Pendapat Pertama: Tidak Sah Shalatnya
Pendapat pertama adalah bahwa shalat Tarawih dengan mengikuti imam Masjidil Haram melalui siaran televisi tidak sah. Alasan utama di balik pandangan ini adalah bahwa syarat shalat berjamaah adalah bersambungnya tempat imam dan makmum. Dalam shalat berjamaah, makmum diharapkan untuk mengikuti imam dalam gerakan dan bacaan shalat. Namun, jika jarak antara imam dan makmum terlalu jauh, maka tabiyyah (mengikuti imam) tidak bisa terpenuhi.
Imam al-Kasani dalam Badai’ul Fawaid menjelaskan bahwa salah satu syaratnya adalah bersatunya tempat imam dan makmum. Jika tempat berbeda, maka tabiyyah tidak terpenuhi. Dalam konteks ini, mengikuti shalat Tarawih dengan imam Masjidil Haram melalui siaran televisi di Indonesia dianggap tidak sah, karena jarak geografis yang signifikan antara Indonesia dan Makkah. Dalam kondisi seperti ini, syarat bersambungnya tempat imam dan makmum jelas tidak terpenuhi.
Menurut syarh al-Mumti, jika makmum berada di masjid yang sama dengan imam dan memiliki kemampuan untuk mengikuti seluruh gerakannya dengan cara apa pun, baik melihatnya maupun mendengarkan suaranya, maka syarat tersebut sudah cukup dan jama’ahnya dianggap sah. Namun, jika makmum berada di luar masjid, shafnya harus bersambung dan tidak terputus.

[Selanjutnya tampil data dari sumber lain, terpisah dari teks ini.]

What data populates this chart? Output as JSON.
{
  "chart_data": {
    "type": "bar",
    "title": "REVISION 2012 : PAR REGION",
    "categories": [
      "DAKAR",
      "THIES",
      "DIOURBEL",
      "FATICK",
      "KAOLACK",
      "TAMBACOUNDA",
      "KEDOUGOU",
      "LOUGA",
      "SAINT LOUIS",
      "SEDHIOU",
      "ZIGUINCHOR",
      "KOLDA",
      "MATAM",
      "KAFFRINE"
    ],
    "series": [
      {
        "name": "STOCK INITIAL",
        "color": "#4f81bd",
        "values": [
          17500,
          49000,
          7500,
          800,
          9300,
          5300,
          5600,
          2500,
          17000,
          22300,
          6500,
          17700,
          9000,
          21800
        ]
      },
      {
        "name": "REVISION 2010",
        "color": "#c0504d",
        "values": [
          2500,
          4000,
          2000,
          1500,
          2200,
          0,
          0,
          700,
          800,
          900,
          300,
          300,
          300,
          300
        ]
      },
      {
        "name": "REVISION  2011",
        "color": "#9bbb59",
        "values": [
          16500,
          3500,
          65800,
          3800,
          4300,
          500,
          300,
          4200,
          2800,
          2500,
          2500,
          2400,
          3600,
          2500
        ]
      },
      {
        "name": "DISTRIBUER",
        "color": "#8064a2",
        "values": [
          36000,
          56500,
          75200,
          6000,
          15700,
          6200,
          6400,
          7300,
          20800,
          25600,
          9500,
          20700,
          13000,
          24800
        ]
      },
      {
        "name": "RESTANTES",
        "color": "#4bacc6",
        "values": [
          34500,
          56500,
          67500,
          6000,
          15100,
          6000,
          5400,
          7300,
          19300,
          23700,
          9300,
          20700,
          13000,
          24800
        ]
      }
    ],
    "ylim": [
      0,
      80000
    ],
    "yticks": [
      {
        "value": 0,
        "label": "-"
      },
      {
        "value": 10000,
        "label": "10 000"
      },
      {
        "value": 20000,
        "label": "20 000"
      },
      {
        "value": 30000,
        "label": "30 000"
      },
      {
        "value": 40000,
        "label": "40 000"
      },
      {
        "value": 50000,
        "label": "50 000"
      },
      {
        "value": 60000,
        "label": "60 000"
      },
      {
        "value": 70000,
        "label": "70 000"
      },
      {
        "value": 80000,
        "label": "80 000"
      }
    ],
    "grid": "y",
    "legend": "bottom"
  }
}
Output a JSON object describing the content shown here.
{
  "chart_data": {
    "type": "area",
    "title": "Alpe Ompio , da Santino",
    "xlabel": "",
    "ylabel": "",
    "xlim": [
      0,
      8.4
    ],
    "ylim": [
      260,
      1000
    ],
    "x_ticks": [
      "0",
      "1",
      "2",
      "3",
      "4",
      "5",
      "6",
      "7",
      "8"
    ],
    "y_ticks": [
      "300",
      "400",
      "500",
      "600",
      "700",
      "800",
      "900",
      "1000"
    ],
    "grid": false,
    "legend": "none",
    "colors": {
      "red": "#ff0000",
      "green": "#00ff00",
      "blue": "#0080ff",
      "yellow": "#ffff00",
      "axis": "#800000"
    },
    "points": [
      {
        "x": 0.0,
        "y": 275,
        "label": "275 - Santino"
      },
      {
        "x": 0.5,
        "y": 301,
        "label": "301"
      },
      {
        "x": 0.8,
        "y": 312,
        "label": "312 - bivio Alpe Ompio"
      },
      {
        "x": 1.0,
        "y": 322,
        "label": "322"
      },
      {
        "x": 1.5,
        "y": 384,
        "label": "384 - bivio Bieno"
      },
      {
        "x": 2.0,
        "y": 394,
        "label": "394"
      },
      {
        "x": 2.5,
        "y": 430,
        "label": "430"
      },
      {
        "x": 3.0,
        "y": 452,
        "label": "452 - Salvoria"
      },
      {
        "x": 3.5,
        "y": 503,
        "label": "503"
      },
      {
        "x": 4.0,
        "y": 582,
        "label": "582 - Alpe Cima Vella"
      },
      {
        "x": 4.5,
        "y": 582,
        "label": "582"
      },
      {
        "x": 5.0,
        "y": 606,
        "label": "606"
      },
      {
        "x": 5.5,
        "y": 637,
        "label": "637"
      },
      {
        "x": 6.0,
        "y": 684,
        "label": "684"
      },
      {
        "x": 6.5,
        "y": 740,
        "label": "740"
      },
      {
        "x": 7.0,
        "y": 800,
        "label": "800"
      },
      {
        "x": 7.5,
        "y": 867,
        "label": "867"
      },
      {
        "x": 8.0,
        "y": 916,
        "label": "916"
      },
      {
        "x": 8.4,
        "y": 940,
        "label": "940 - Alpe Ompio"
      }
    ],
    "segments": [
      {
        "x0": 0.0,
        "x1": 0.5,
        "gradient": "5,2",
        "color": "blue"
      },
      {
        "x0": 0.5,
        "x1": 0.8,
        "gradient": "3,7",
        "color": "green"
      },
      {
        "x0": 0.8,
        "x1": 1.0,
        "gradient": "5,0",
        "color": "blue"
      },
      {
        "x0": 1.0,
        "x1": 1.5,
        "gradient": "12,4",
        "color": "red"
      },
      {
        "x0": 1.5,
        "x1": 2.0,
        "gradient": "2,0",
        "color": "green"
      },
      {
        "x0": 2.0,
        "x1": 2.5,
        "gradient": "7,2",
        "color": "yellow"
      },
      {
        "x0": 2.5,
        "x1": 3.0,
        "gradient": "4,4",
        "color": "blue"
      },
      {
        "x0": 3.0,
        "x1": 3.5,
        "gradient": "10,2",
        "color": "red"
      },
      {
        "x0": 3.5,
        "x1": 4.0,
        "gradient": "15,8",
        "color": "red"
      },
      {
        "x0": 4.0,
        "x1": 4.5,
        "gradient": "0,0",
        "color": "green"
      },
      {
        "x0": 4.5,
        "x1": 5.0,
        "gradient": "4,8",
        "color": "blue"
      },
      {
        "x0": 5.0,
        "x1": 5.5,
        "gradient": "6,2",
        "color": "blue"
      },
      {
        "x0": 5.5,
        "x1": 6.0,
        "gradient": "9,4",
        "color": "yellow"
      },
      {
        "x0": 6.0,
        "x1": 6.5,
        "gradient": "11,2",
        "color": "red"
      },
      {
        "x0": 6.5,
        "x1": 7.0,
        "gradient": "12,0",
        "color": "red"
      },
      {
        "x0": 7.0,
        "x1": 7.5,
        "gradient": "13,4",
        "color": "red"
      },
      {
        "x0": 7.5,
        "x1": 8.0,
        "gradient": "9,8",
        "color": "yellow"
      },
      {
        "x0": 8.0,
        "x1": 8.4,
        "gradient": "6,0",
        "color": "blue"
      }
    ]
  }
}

Menurut al-Utsaimin, pendapat yang kuat adalah bahwa shalat berjamaah harus memenuhi dua syarat: mendengar takbir dan shaf bersambung antara makmum. Pendapat madzhab Hanafiyah dan Hanabilah, lokasi imam berbeda dengan lokasi makmum. Menurut madzhab Syafi’iyah, shalat jamaah batal jika jarak antara rumah dan masjid lebih dari 300 hasta.
Menurut Ketua Komisi Fatwa Majelis Ulama Indonesia (MUI) Prof Dr H Hasanuddin AF, MA, ada banyak pendapat yang menjelaskan hukum sholat live streaming. Salah satu hal yang patut di perhatikan saat sholat berjamaah adalah barisan atau saf.
Yang berpendapat bahwa yang namanya sholat berjamaah, barisan atau saf tidak boleh terputus meski jamaah meluber ke luar. Ketika ada sungai yang memutus barisan sholat jamaah maka ibadahnya tidak sah. Ini yang harus di perhatikan dalam sholat live streaming. Selain itu, tiap anggota barisan atau saf sholat harus saling bisa melihat gerakan saat beribadah.
Fisik tiap anggota saf juga terlihat jelas saat sholat. Jika hal ini tidak terpenuhi, maka ibadah tersebut sulit di sebut sholatn berjamaah. Apabila kondisinya seperti itu maka lebih baik tidak usah sholat live streaming. Lebih baik sholat jamaah bersama keluarga atau melakukannyasendiri.
Saf atau barisan saat sholat jamaah menentukan benar atau tidaknya seseorang saat beribadah. Dari pendapat di atas, bisa kita simpulkan bahwa tidak sah hukumnya shalat berjamaah di rumah dengan mengikuti live streaming maupun siaran radio dan televisi. Youtube, radio dan televis bukanlah imam yang boleh di ikuti karena ketiganya di pisahkan jarak yang jauh. Jika tetap di lakukan, maka tujuan dari shalat berjama’ah yakni menyambung silaturrahmi dengan tetangga dan saudara se-iman tidaklah tercapai.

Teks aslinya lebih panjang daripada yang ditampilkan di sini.